Electric Light Orchestra singles chronology
| "Strange Magic" (1976) | "Nightrider" (1976) | "Livin' Thing" (1976) |

Face the Music track listing
- 8 tracks Side one "Fire On High"; "Waterfall"; "Evil Woman"; "Nightrider"; Side two "Poker"; "Strange Magic"; "Down Home Town"; "One Summer Dream";

= Nightrider (song) =

"Nightrider" is a song from Electric Light Orchestra's (ELO) album Face the Music.

The song's title is a tip of the hat to Lynne's first major band, The Nightriders. It was released in 1976 as the third single from the album in the United Kingdom. The B-side on the single was a live version of "Daybreaker" taken from the 1974 live album The Night the Light Went On in Long Beach. Despite ELO's rising popularity, and the band playing the song on Top of the Pops on 29 April 1976, the song failed to chart. The song was also included as the B-side on the US hit single "Do Ya".

Between 3:16 and 3:19, the song features a string crescendo which was reused (played backwards, from 2:40 to 2:44) on another of the album's tracks, "Evil Woman".

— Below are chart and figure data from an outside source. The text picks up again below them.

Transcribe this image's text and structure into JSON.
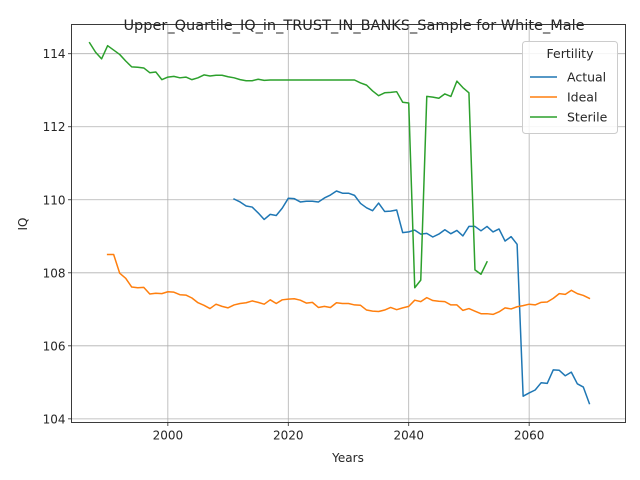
{
  "chart_data": {
    "type": "line",
    "title": "Upper_Quartile_IQ_in_TRUST_IN_BANKS_Sample for White_Male",
    "xlabel": "Years",
    "ylabel": "IQ",
    "xlim": [
      1984,
      2076
    ],
    "ylim": [
      103.9,
      114.8
    ],
    "xticks": [
      2000,
      2020,
      2040,
      2060
    ],
    "yticks": [
      104,
      106,
      108,
      110,
      112,
      114
    ],
    "grid": true,
    "legend": {
      "title": "Fertility",
      "placement": "top-right"
    },
    "series": [
      {
        "name": "Actual",
        "color": "#1f77b4",
        "x": [
          2011,
          2012,
          2013,
          2014,
          2015,
          2016,
          2017,
          2018,
          2019,
          2020,
          2021,
          2022,
          2023,
          2024,
          2025,
          2026,
          2027,
          2028,
          2029,
          2030,
          2031,
          2032,
          2033,
          2034,
          2035,
          2036,
          2037,
          2038,
          2039,
          2040,
          2041,
          2042,
          2043,
          2044,
          2045,
          2046,
          2047,
          2048,
          2049,
          2050,
          2051,
          2052,
          2053,
          2054,
          2055,
          2056,
          2057,
          2058,
          2059,
          2060,
          2061,
          2062,
          2063,
          2064,
          2065,
          2066,
          2067,
          2068,
          2069,
          2070
        ],
        "y": [
          110.02,
          109.94,
          109.83,
          109.8,
          109.64,
          109.46,
          109.6,
          109.57,
          109.77,
          110.04,
          110.03,
          109.94,
          109.96,
          109.96,
          109.94,
          110.05,
          110.13,
          110.24,
          110.18,
          110.18,
          110.12,
          109.9,
          109.78,
          109.7,
          109.91,
          109.68,
          109.69,
          109.72,
          109.1,
          109.12,
          109.17,
          109.06,
          109.08,
          108.98,
          109.06,
          109.18,
          109.07,
          109.16,
          109.01,
          109.27,
          109.27,
          109.15,
          109.27,
          109.12,
          109.2,
          108.87,
          108.99,
          108.78,
          104.62,
          104.71,
          104.79,
          104.99,
          104.97,
          105.34,
          105.33,
          105.18,
          105.28,
          104.96,
          104.87,
          104.42
        ]
      },
      {
        "name": "Ideal",
        "color": "#ff7f0e",
        "x": [
          1990,
          1991,
          1992,
          1993,
          1994,
          1995,
          1996,
          1997,
          1998,
          1999,
          2000,
          2001,
          2002,
          2003,
          2004,
          2005,
          2006,
          2007,
          2008,
          2009,
          2010,
          2011,
          2012,
          2013,
          2014,
          2015,
          2016,
          2017,
          2018,
          2019,
          2020,
          2021,
          2022,
          2023,
          2024,
          2025,
          2026,
          2027,
          2028,
          2029,
          2030,
          2031,
          2032,
          2033,
          2034,
          2035,
          2036,
          2037,
          2038,
          2039,
          2040,
          2041,
          2042,
          2043,
          2044,
          2045,
          2046,
          2047,
          2048,
          2049,
          2050,
          2051,
          2052,
          2053,
          2054,
          2055,
          2056,
          2057,
          2058,
          2059,
          2060,
          2061,
          2062,
          2063,
          2064,
          2065,
          2066,
          2067,
          2068,
          2069,
          2070
        ],
        "y": [
          108.5,
          108.5,
          107.99,
          107.85,
          107.61,
          107.59,
          107.6,
          107.42,
          107.44,
          107.43,
          107.48,
          107.47,
          107.4,
          107.39,
          107.31,
          107.18,
          107.11,
          107.02,
          107.14,
          107.08,
          107.04,
          107.12,
          107.16,
          107.18,
          107.23,
          107.19,
          107.14,
          107.26,
          107.16,
          107.26,
          107.28,
          107.29,
          107.25,
          107.17,
          107.19,
          107.05,
          107.08,
          107.05,
          107.18,
          107.16,
          107.16,
          107.12,
          107.11,
          106.98,
          106.95,
          106.94,
          106.98,
          107.05,
          106.99,
          107.04,
          107.08,
          107.25,
          107.21,
          107.32,
          107.24,
          107.22,
          107.21,
          107.12,
          107.12,
          106.97,
          107.02,
          106.95,
          106.88,
          106.88,
          106.86,
          106.93,
          107.04,
          107.01,
          107.07,
          107.1,
          107.14,
          107.12,
          107.19,
          107.2,
          107.3,
          107.43,
          107.41,
          107.52,
          107.43,
          107.38,
          107.3
        ]
      },
      {
        "name": "Sterile",
        "color": "#2ca02c",
        "x": [
          1987,
          1988,
          1989,
          1990,
          1991,
          1992,
          1993,
          1994,
          1995,
          1996,
          1997,
          1998,
          1999,
          2000,
          2001,
          2002,
          2003,
          2004,
          2005,
          2006,
          2007,
          2008,
          2009,
          2010,
          2011,
          2012,
          2013,
          2014,
          2015,
          2016,
          2017,
          2018,
          2019,
          2020,
          2021,
          2022,
          2023,
          2024,
          2025,
          2026,
          2027,
          2028,
          2029,
          2030,
          2031,
          2032,
          2033,
          2034,
          2035,
          2036,
          2037,
          2038,
          2039,
          2040,
          2041,
          2042,
          2043,
          2044,
          2045,
          2046,
          2047,
          2048,
          2049,
          2050,
          2051,
          2052,
          2053
        ],
        "y": [
          114.3,
          114.04,
          113.86,
          114.22,
          114.1,
          113.98,
          113.8,
          113.64,
          113.63,
          113.61,
          113.48,
          113.5,
          113.29,
          113.36,
          113.38,
          113.34,
          113.36,
          113.29,
          113.34,
          113.42,
          113.39,
          113.41,
          113.41,
          113.37,
          113.34,
          113.29,
          113.26,
          113.26,
          113.3,
          113.27,
          113.28,
          113.28,
          113.28,
          113.28,
          113.28,
          113.28,
          113.28,
          113.28,
          113.28,
          113.28,
          113.28,
          113.28,
          113.28,
          113.28,
          113.28,
          113.2,
          113.14,
          112.98,
          112.85,
          112.93,
          112.94,
          112.96,
          112.67,
          112.65,
          107.59,
          107.8,
          112.83,
          112.81,
          112.78,
          112.9,
          112.83,
          113.25,
          113.07,
          112.93,
          108.08,
          107.96,
          108.3
        ]
      }
    ]
  }
}
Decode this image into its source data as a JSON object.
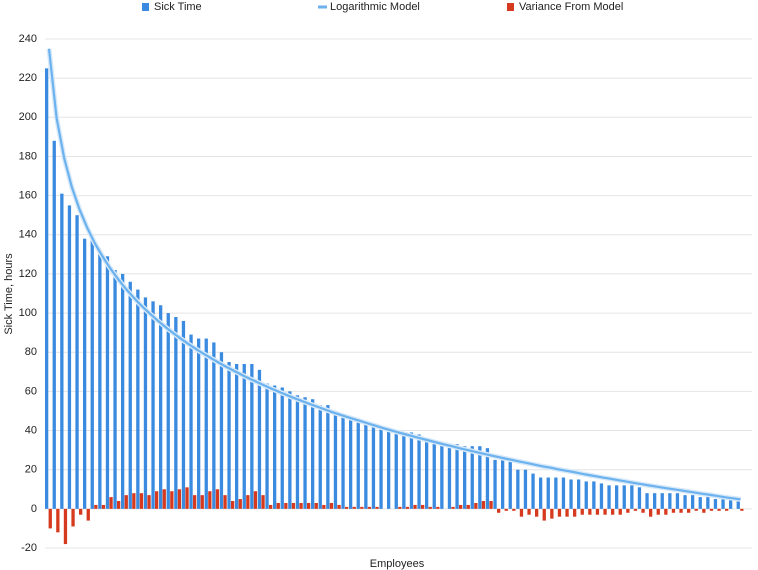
{
  "chart_data": {
    "type": "bar",
    "x_label": "Employees",
    "y_label": "Sick Time, hours",
    "categories": [
      null,
      null,
      null,
      null,
      null,
      null,
      null,
      null,
      null,
      null,
      null,
      null,
      null,
      null,
      null,
      null,
      null,
      null,
      null,
      null,
      null,
      null,
      null,
      null,
      null,
      null,
      null,
      null,
      null,
      null,
      null,
      null,
      null,
      null,
      null,
      null,
      null,
      null,
      null,
      null,
      null,
      null,
      null,
      null,
      null,
      null,
      null,
      null,
      null,
      null,
      null,
      null,
      null,
      null,
      null,
      null,
      null,
      null,
      null,
      null,
      null,
      null,
      null,
      null,
      null,
      null,
      null,
      null,
      null,
      null,
      null,
      null,
      null,
      null,
      null,
      null,
      null,
      null,
      null,
      null,
      null,
      null,
      null,
      null,
      null,
      null,
      null,
      null,
      null,
      null,
      null,
      null
    ],
    "series": [
      {
        "name": "Sick Time",
        "type": "bar",
        "color": "#3a8ae0",
        "values": [
          225,
          188,
          161,
          155,
          150,
          138,
          138,
          131,
          129,
          122,
          120,
          116,
          112,
          108,
          106,
          104,
          100,
          98,
          96,
          89,
          87,
          87,
          85,
          80,
          75,
          74,
          74,
          74,
          71,
          64,
          63,
          62,
          60,
          58,
          57,
          56,
          53,
          53,
          50,
          48,
          47,
          46,
          45,
          43,
          41,
          40,
          40,
          39,
          39,
          38,
          36,
          35,
          33,
          33,
          33,
          32,
          32,
          32,
          31,
          25,
          25,
          24,
          20,
          20,
          18,
          16,
          16,
          16,
          16,
          15,
          15,
          14,
          14,
          13,
          12,
          12,
          12,
          12,
          11,
          8,
          8,
          8,
          8,
          8,
          7,
          7,
          6,
          6,
          5,
          5,
          5,
          4
        ]
      },
      {
        "name": "Logarithmic Model",
        "type": "line",
        "color": "#6cb2ee",
        "values": [
          235,
          199.7,
          179.1,
          164.4,
          153.1,
          143.8,
          135.9,
          129.2,
          123.2,
          117.8,
          112.9,
          108.5,
          104.4,
          100.7,
          97.2,
          93.9,
          90.8,
          87.9,
          85.1,
          82.5,
          80.0,
          77.7,
          75.4,
          73.2,
          71.2,
          69.2,
          67.2,
          65.4,
          63.6,
          61.9,
          60.2,
          58.6,
          57.0,
          55.5,
          54.0,
          52.6,
          51.2,
          49.8,
          48.5,
          47.2,
          46.0,
          44.8,
          43.6,
          42.4,
          41.2,
          40.1,
          39.0,
          38.0,
          36.9,
          35.9,
          34.9,
          33.9,
          32.9,
          32.0,
          31.0,
          30.1,
          29.2,
          28.3,
          27.4,
          26.6,
          25.7,
          24.9,
          24.1,
          23.3,
          22.5,
          21.7,
          21.0,
          20.2,
          19.5,
          18.8,
          18.0,
          17.3,
          16.6,
          15.9,
          15.3,
          14.6,
          13.9,
          13.2,
          12.6,
          11.9,
          11.3,
          10.7,
          10.1,
          9.5,
          8.9,
          8.3,
          7.7,
          7.1,
          6.5,
          5.9,
          5.4,
          4.8
        ]
      },
      {
        "name": "Variance From Model",
        "type": "bar",
        "color": "#d63a1e",
        "values": [
          -10,
          -12,
          -18,
          -9,
          -3,
          -6,
          2,
          2,
          6,
          4,
          7,
          8,
          8,
          7,
          9,
          10,
          9,
          10,
          11,
          7,
          7,
          9,
          10,
          7,
          4,
          5,
          7,
          9,
          7,
          2,
          3,
          3,
          3,
          3,
          3,
          3,
          2,
          3,
          2,
          1,
          1,
          1,
          1,
          1,
          0,
          0,
          1,
          1,
          2,
          2,
          1,
          1,
          0,
          1,
          2,
          2,
          3,
          4,
          4,
          -2,
          -1,
          -1,
          -4,
          -3,
          -4,
          -6,
          -5,
          -4,
          -4,
          -4,
          -3,
          -3,
          -3,
          -3,
          -3,
          -3,
          -2,
          -1,
          -2,
          -4,
          -3,
          -3,
          -2,
          -2,
          -2,
          -1,
          -2,
          -1,
          -1,
          -1,
          0,
          -1
        ]
      }
    ],
    "ylim": [
      -20,
      240
    ],
    "yticks": [
      -20,
      0,
      20,
      40,
      60,
      80,
      100,
      120,
      140,
      160,
      180,
      200,
      220,
      240
    ],
    "grid": true
  }
}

"I took the high string part of Nightrider that climbs up to a climax, and used it backwards in Evil Woman as a big effect. I was amazed when it slotted in seamlessly."
- Jeff Lynne (Face the Music remaster liner notes)

Bassist Kelly Groucutt took the lead vocal on the second verse.

ELO biographer John Van Der Kiste described the song as "another of those deceptively simple-sounding songs with a very intricate arrangement." Van Der Kiste describes how the song moves from "plaintive keyboard" to "more forceful chorus" to "peaceful conclusion" and praises the "otherworldly strings that are incorporated into the arrangement. Barry Delve described it as a "mini-symphony" with "complex vocal arrangements and driving strings underpinning several dynamic changes." Similar to Van Der Kiste, Delve describes how the song moves from quiet introduction to galloping chorus to "dreamy conclusion."

Rolling Stone critic said that "Nightrider" reminded him of Rimsky-Korsakov's Scheherazade. Green Bay Press-Gazette critic Warren Gerds felt that ELO tried to do too much with the song, saying that "multiple musical shifts give the song a herky-jerky, disjointed effect that makes your head spin."